Order Sequencing in Auto OEM Boosted with Advanced Planning and Scheduling Software – Case Study

BACKGROUND

A major auto OEM was faced with the challenge of replacing its legacy system for order sequencing. With increased complexity due to new models and production mixes, the current solution was not able to perform and solve the OEM’s production challenges. The heuristics-driven competitor was not able to produce a buildable schedule, which was causing schedulers to spend hours manually correcting the sequence for the shop floor.

CUSTOMER REQUIREMENTS

  • Body style rotation pattern of 6-8 of Unit A (high runner), 3-4 of Unit B, 3-4 of Unit C, and 0-1 of Unit D (low runner)
  • Exhaustive color batching pattern over the entirety of the sequence (weight set at 10,000)
  • Run length constraints for various features (set at a penalty of 10)
  • Other constraints like smoothing, spacing, and changeover are set as lowest priority (weight set at 1)

An apples to apples comparison was conducted, evaluating the legacy sequence and the Eyelit Technologies’ APS (APS) sequence using the same constraints. The legacy sequence was generated using a sort-key on the body style whereas the APS sequence was generated using our patented algorithms. The legacy sequence resulted in a penalty of 512,869.397 while the APS sequence generated a penalty of 4,070.179.

BODY STYLE

The desired cycle size for the body size was 15-16. The APS generated a sequence with 245 instances of cycle size 15 and 189 instances of cycle size 16, accounting for 89.3% of the total cycle sizes generated. The competition sequence, on the other hand, generated a sequence with 12 instances of cycle size 15 and 7 instances of cycle size 16. This accounted for 1.5% of the total cycle sizes generated.

RUN LENGTH COLORS

The exhaustive color pattern was the second high priority constraint, with the goal of running all of color batch 1, all of color batch 2, and so on until color batch 5. Furthermore, units in blue were to be scattered throughout the sequence, with no more than 2 consecutive units of blue in a row.

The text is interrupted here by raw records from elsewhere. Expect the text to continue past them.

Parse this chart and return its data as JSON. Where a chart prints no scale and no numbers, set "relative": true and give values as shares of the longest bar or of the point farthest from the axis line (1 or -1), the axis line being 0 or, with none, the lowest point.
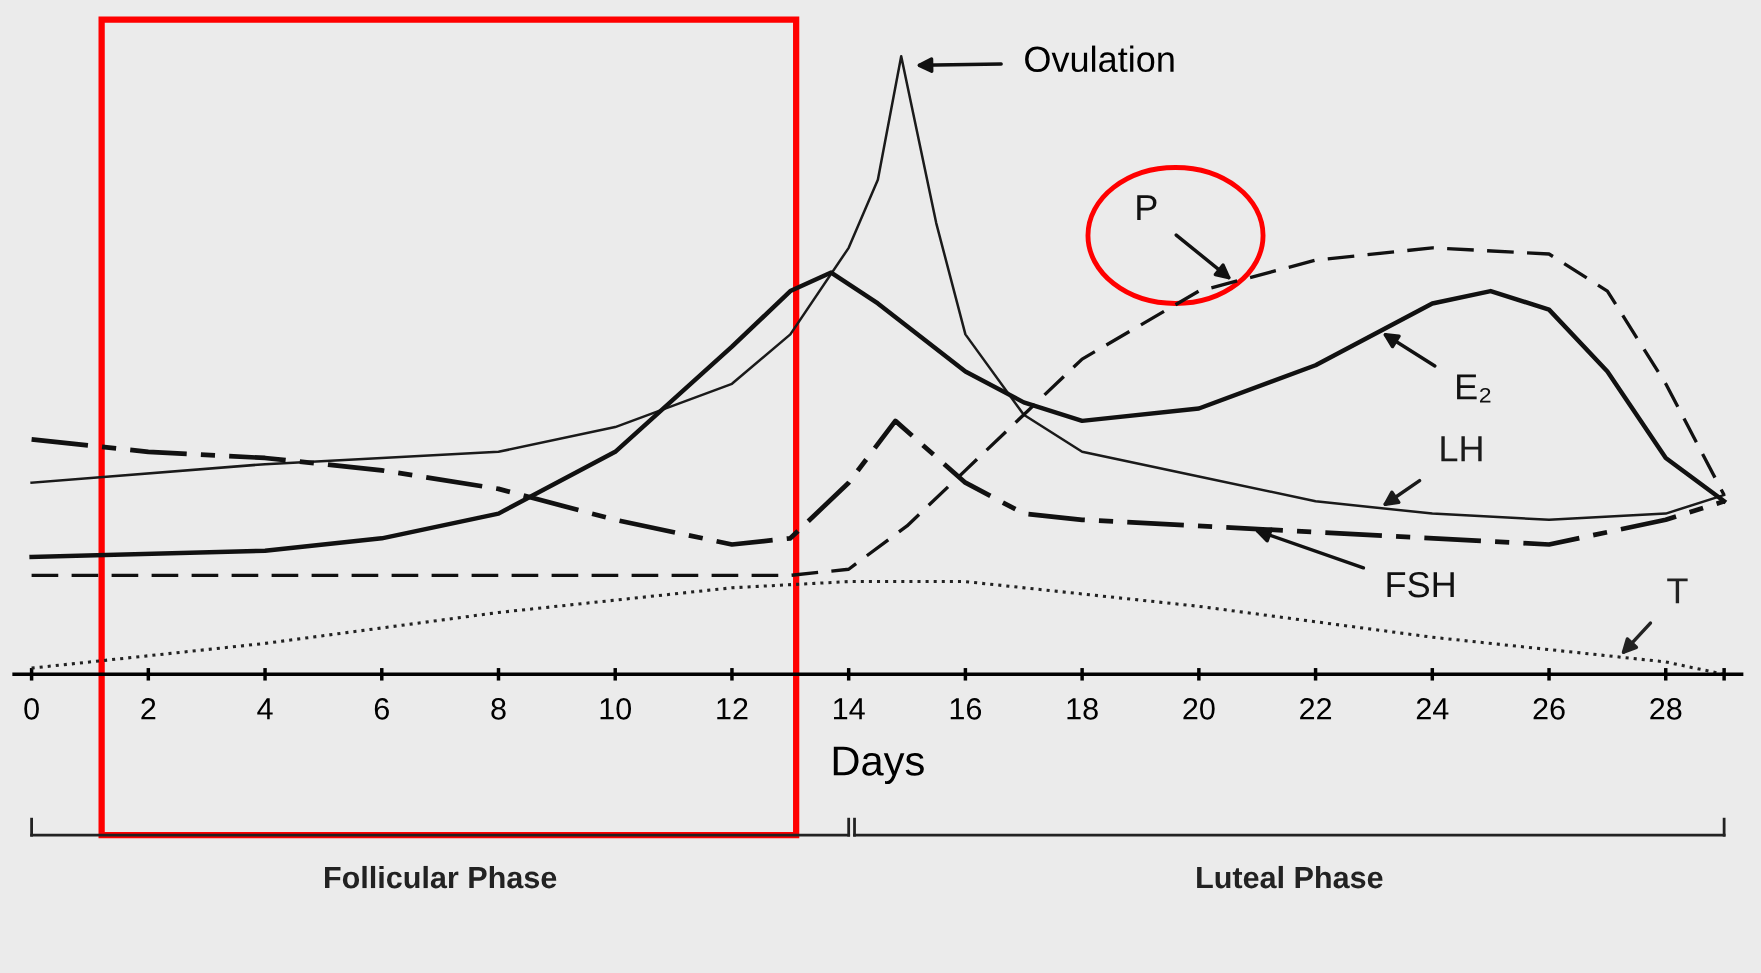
{
  "chart_data": {
    "type": "line",
    "relative": true,
    "xlabel": "Days",
    "xlim": [
      -0.3,
      29.3
    ],
    "xticks": [
      0,
      2,
      4,
      6,
      8,
      10,
      12,
      14,
      16,
      18,
      20,
      22,
      24,
      26,
      28,
      {
        "value": 29,
        "label": null
      }
    ],
    "tick_labels": "x",
    "grid": false,
    "legend": false,
    "marker": "none",
    "series": [
      {
        "name": "LH",
        "color": "#1a1a1a",
        "line_style": "solid",
        "x": [
          0,
          4,
          8,
          10,
          12,
          13,
          14,
          14.5,
          14.9,
          15.5,
          16,
          17,
          18,
          20,
          22,
          24,
          26,
          28,
          29
        ],
        "values": [
          0.31,
          0.34,
          0.36,
          0.4,
          0.47,
          0.55,
          0.69,
          0.8,
          1.0,
          0.73,
          0.55,
          0.42,
          0.36,
          0.32,
          0.28,
          0.26,
          0.25,
          0.26,
          0.29
        ]
      },
      {
        "name": "E₂",
        "color": "#111111",
        "line_style": "solid",
        "x": [
          0,
          4,
          6,
          8,
          10,
          12,
          13,
          13.7,
          14.5,
          16,
          17,
          18,
          20,
          22,
          24,
          25,
          26,
          27,
          28,
          29
        ],
        "values": [
          0.19,
          0.2,
          0.22,
          0.26,
          0.36,
          0.53,
          0.62,
          0.65,
          0.6,
          0.49,
          0.44,
          0.41,
          0.43,
          0.5,
          0.6,
          0.62,
          0.59,
          0.49,
          0.35,
          0.28
        ]
      },
      {
        "name": "FSH",
        "color": "#111111",
        "line_style": "dashed",
        "x": [
          0,
          2,
          4,
          6,
          8,
          10,
          12,
          13,
          14,
          14.8,
          16,
          17,
          18,
          22,
          26,
          28,
          29
        ],
        "values": [
          0.38,
          0.36,
          0.35,
          0.33,
          0.3,
          0.25,
          0.21,
          0.22,
          0.31,
          0.41,
          0.31,
          0.26,
          0.25,
          0.23,
          0.21,
          0.25,
          0.28
        ]
      },
      {
        "name": "P",
        "color": "#111111",
        "line_style": "dashed",
        "x": [
          0,
          13,
          14,
          15,
          16,
          17,
          18,
          20,
          22,
          24,
          26,
          27,
          28,
          29
        ],
        "values": [
          0.16,
          0.16,
          0.17,
          0.24,
          0.33,
          0.42,
          0.51,
          0.62,
          0.67,
          0.69,
          0.68,
          0.62,
          0.47,
          0.29
        ]
      },
      {
        "name": "T",
        "color": "#222222",
        "line_style": "dotted",
        "x": [
          0,
          4,
          8,
          12,
          14,
          16,
          20,
          24,
          28,
          29
        ],
        "values": [
          0.01,
          0.05,
          0.1,
          0.14,
          0.15,
          0.15,
          0.11,
          0.06,
          0.02,
          0.0
        ]
      }
    ],
    "annotations": [
      "Ovulation",
      "Follicular Phase",
      "Luteal Phase"
    ]
  }
}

Above is the competition sequence. At the beginning of the sequence, the heuristics-driven model violates the color batching rule by inserting a unit from color batch 4. Furthermore, there are runs of blue units that are greater than 2 noted in the fourth and fifth time bins.

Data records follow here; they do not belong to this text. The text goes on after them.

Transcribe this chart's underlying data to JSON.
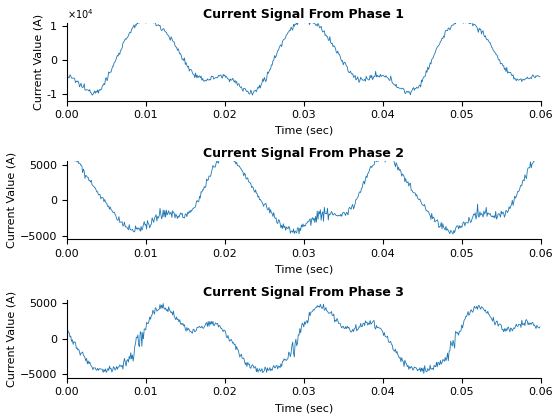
{
  "title1": "Current Signal From Phase 1",
  "title2": "Current Signal From Phase 2",
  "title3": "Current Signal From Phase 3",
  "xlabel": "Time (sec)",
  "ylabel": "Current Value (A)",
  "xlim": [
    0,
    0.06
  ],
  "ylim1": [
    -12000,
    11000
  ],
  "ylim2": [
    -5500,
    5500
  ],
  "ylim3": [
    -5500,
    5500
  ],
  "yticks1": [
    -10000,
    0,
    10000
  ],
  "ytick_labels1": [
    "-1",
    "0",
    "1"
  ],
  "yticks2": [
    -5000,
    0,
    5000
  ],
  "yticks3": [
    -5000,
    0,
    5000
  ],
  "xticks": [
    0,
    0.01,
    0.02,
    0.03,
    0.04,
    0.05,
    0.06
  ],
  "line_color": "#1f77b4",
  "line_width": 0.6,
  "freq": 50,
  "sample_rate": 10000,
  "duration": 0.06,
  "background_color": "#ffffff",
  "title_fontsize": 9,
  "label_fontsize": 8,
  "tick_fontsize": 8
}
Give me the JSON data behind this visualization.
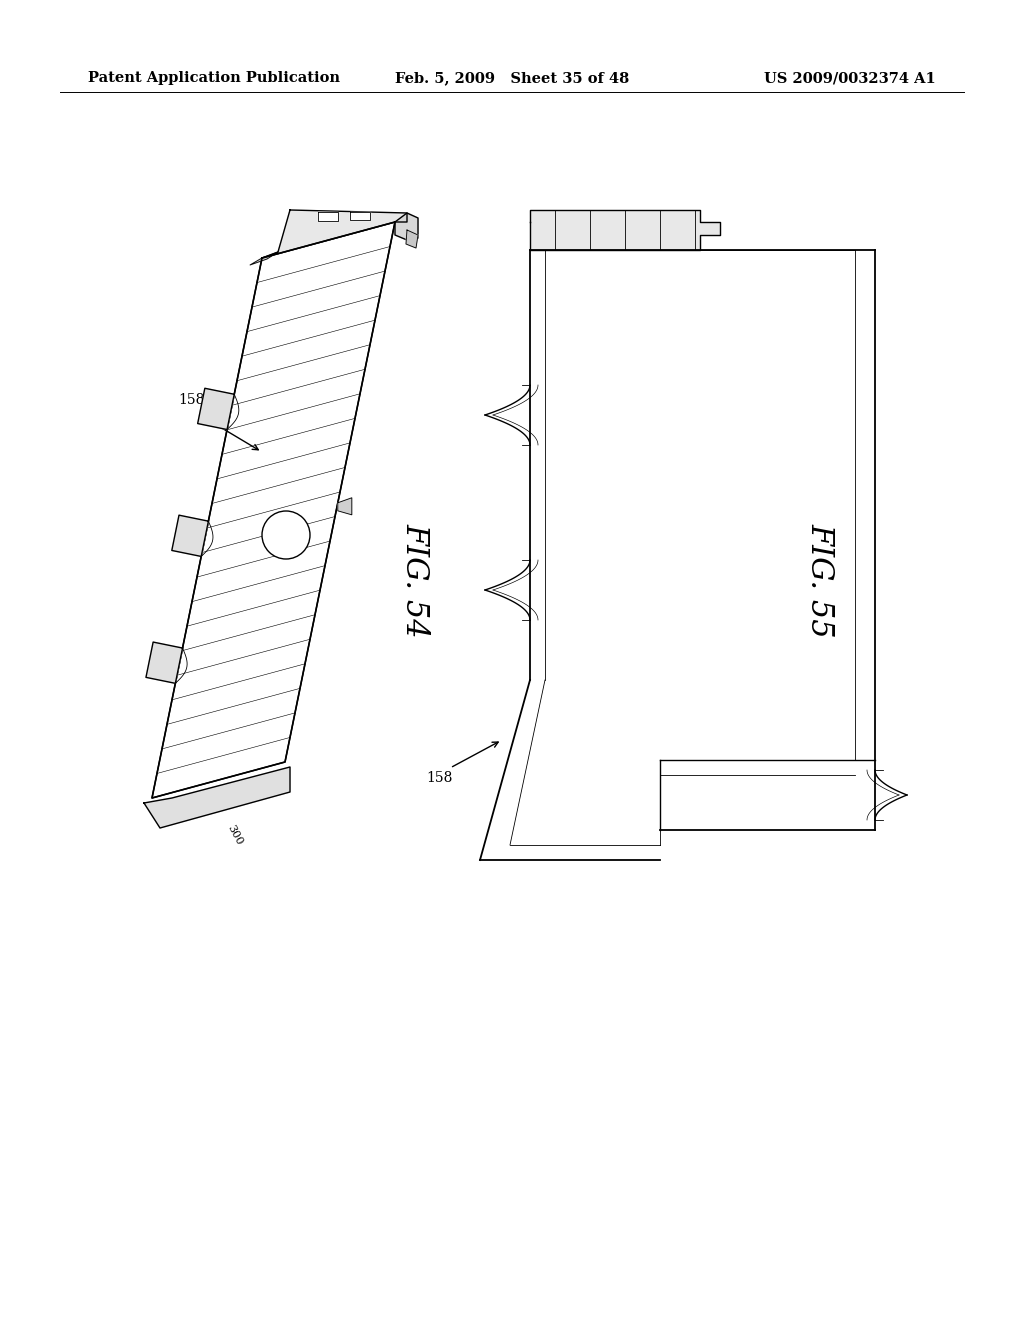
{
  "background_color": "#ffffff",
  "header_left": "Patent Application Publication",
  "header_center": "Feb. 5, 2009   Sheet 35 of 48",
  "header_right": "US 2009/0032374 A1",
  "header_fontsize": 10.5,
  "fig54_label": "FIG. 54",
  "fig55_label": "FIG. 55",
  "fig_label_fontsize": 22,
  "annotation_fontsize": 10
}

Above is the APS sequence, which satisfies all color batching requirements. The order of batches is observed, and runs of blue units are not greater than 2.

Below are further comparisons of the maximum run lengths for a specific color:

The above image shows some violations of the max run length for this particular color in the legacy sequence.

This image, in contrast, comes from the APS sequence and shows that the max run length rule for this color is met.

RUN LENGTH 4WD

Below is an example of another sequencing rule that the APS sequence was able to meet over the legacy sequence. The rule was that there could only be a maximum of 20 4WD units in a row.

On the left is the APS sequence, which respects this rule. The legacy sequence on the right violates this rule.

LEVELING

Finally, smoothing constraints were applied to certain features to achieve an even distribution of the specified order features throughout the sequence.

On the left is the APS sequence showing an even distribution of the order features throughout the sequence, and on the right is the legacy sequence showing uneven distribution of the same order features.

Through the Eyelit Technologies’ APS optimization and extensive capabilities, the schedulers were able to produce high-quality sequences that addressed their production challenges more efficiently.